As an example, consider the configuration file for the test_ufo_radiosonde_opr unit test (also used for several other tests), which is located in the ufo repository as test/testinput/radiosonde.yaml:

---
window_begin: '2018-04-14T21:00:00Z'
window_end: '2018-04-15T03:00:00Z'
LinearObsOpTest:
  testiterTL: 12
  toleranceTL: 1.0e-9
  toleranceAD: 1.0e-11
Observations:
  ObsTypes:
  - ObsOperator:
      name: VertInterp
    ObsSpace:
      name: Radiosonde
      ObsDataIn:
        obsfile: Data/sondes_obs_2018041500_m.nc4
      simulate:
        variables:
        - air_temperature
        - eastward_wind
        - northward_wind
    GeoVaLs:
      filename: Data/sondes_geoval_2018041500_m.nc4
    ObsFilters:
    - Filter: Background Check
      variable: air_temperature
      threshold: 3.0
    vecequiv: GsiHofX
    tolerance: 1.0e-06
    ObsBias: {}

Note that keys representing single variables or vectors are represented as lower case while keys representing more complex objects in the YAML hierarchy are rendered in CamelCase. This is the preferred style but it is not currently followed by all JEDI repositories.

We refer the user to the YAML Documentation for a comprehensive description of the syntax but we’ll give a brief overview here.

The first thing to note is that indentation matters. Items are organized into a hierarchy, with the top-level objects beginning in the leftmost column and subsidiary components of these objects indented accordingly. The number of spaces is not important; two is sufficient to define the scope of an item and its contents.

The beginning of a YAML document is indicated by three dashes ---, which may or may not be preceded by directives. Each line typically contains a key-value pair separated by a colon and a space. The key is generally a string and the value may be either a string or a number. This is used to assign values to variables. For example, the window_begin object is set to a value of ‘2018-04-14T21:00:00Z’ and the LinearObsOpTest.toleranceTL variable is set to a value of 1.0e-9. Note that we have used a period to represent the hierarchy of items; toleranceTL is a component of LinearObsOpTest. Note also that the values may be interpreted in different ways. For example, the window_begin value is written as a string in the yaml file but it is interpreted as a util::DateTime object when it is read into JEDI.

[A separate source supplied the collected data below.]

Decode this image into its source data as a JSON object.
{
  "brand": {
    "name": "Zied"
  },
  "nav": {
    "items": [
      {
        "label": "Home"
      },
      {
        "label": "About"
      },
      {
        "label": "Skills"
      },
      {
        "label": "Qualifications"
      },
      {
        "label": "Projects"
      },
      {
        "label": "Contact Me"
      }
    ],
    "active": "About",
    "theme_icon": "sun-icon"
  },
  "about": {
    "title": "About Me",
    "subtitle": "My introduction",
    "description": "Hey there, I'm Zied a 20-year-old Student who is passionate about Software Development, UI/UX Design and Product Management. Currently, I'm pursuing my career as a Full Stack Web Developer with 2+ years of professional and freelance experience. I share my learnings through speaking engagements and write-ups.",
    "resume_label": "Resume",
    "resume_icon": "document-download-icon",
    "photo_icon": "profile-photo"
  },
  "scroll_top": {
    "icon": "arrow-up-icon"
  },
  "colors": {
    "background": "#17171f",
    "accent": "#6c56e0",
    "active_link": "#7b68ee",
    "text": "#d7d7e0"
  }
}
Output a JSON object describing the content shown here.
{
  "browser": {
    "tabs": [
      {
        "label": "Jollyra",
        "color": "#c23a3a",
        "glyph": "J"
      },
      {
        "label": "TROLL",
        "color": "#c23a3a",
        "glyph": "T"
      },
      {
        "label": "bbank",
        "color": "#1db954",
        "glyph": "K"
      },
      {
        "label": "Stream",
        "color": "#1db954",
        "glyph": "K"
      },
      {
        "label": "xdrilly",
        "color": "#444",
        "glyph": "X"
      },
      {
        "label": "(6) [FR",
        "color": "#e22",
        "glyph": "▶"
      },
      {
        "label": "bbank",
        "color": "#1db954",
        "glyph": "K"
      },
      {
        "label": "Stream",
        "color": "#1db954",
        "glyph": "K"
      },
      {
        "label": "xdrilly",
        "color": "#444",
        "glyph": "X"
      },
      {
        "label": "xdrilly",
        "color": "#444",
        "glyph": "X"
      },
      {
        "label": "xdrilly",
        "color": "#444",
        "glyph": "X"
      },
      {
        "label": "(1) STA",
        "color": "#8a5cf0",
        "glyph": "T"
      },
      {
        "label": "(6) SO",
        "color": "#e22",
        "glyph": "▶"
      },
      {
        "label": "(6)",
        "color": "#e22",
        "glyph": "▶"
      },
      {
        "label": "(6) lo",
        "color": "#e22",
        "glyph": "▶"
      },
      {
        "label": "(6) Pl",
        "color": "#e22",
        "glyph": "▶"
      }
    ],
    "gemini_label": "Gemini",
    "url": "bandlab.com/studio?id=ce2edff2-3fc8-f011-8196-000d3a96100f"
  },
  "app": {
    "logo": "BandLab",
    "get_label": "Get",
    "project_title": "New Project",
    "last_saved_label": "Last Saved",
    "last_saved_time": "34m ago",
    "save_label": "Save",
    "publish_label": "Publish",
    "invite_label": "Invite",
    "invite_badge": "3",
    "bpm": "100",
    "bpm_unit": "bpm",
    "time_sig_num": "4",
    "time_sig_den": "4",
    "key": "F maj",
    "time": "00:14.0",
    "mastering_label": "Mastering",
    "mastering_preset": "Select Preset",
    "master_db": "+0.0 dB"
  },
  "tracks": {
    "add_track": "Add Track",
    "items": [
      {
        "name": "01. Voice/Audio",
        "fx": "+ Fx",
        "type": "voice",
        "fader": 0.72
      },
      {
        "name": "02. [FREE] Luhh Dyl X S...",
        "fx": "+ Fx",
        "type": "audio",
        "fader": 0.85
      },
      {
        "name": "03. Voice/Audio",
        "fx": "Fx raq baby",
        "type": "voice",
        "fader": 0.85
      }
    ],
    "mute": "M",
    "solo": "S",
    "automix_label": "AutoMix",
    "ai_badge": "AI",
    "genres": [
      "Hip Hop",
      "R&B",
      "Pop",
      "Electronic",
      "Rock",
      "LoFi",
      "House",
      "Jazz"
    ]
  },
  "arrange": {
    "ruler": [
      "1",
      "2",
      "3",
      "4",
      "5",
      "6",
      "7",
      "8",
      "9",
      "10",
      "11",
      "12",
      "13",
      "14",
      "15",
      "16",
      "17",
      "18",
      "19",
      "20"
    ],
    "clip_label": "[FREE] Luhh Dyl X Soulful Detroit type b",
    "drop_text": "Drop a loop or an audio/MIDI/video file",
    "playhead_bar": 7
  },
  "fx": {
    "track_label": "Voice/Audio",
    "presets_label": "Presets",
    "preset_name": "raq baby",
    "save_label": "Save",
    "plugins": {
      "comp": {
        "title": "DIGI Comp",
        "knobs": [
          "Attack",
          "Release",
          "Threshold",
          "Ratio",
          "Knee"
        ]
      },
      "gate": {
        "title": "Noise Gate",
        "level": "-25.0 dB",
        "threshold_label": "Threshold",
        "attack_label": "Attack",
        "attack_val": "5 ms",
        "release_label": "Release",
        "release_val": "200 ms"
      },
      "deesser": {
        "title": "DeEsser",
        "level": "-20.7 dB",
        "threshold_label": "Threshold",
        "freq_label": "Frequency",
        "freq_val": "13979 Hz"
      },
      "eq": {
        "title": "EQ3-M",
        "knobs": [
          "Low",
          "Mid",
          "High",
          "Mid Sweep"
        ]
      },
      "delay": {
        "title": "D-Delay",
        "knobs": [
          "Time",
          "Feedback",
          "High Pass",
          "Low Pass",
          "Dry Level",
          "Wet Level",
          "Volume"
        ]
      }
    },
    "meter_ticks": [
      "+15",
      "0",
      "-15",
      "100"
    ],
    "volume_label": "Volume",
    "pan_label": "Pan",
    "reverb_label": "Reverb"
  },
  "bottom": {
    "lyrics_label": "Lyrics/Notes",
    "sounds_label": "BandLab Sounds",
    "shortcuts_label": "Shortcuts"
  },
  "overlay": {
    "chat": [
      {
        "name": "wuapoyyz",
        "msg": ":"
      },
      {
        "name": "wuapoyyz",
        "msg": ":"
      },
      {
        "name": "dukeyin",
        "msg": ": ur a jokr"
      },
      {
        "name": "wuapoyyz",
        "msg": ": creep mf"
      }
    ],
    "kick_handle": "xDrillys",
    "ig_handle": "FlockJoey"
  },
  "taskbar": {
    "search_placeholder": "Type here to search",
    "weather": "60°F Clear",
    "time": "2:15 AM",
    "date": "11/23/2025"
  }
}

Objects with multiple values (sequences in YAML) are indicated as indented lists with one item per line and each item delineated by a dash. For example, Observations.ObsTypes[0].ObsSpace.simulate.variables is equated to a list of items, namely [“air_temperature”, “eastward_wind”, “northward_wind”]. Comments are preceded by a # sign as seen for Observations.ObsTypes[0].tolerance.

Lists or sequences may also be identified with brackets {}. This is illustrated in the above file with the example of Observations.ObsTypes[0].ObsBias, which is here identified as a list, albeit an empty one.

C++ Usage

As noted in the previous section, JEDI configuration files are read by means of the eckit C++ library developed and distributed by the European Centre for Medium Range Weather Forecasting (ECMWF).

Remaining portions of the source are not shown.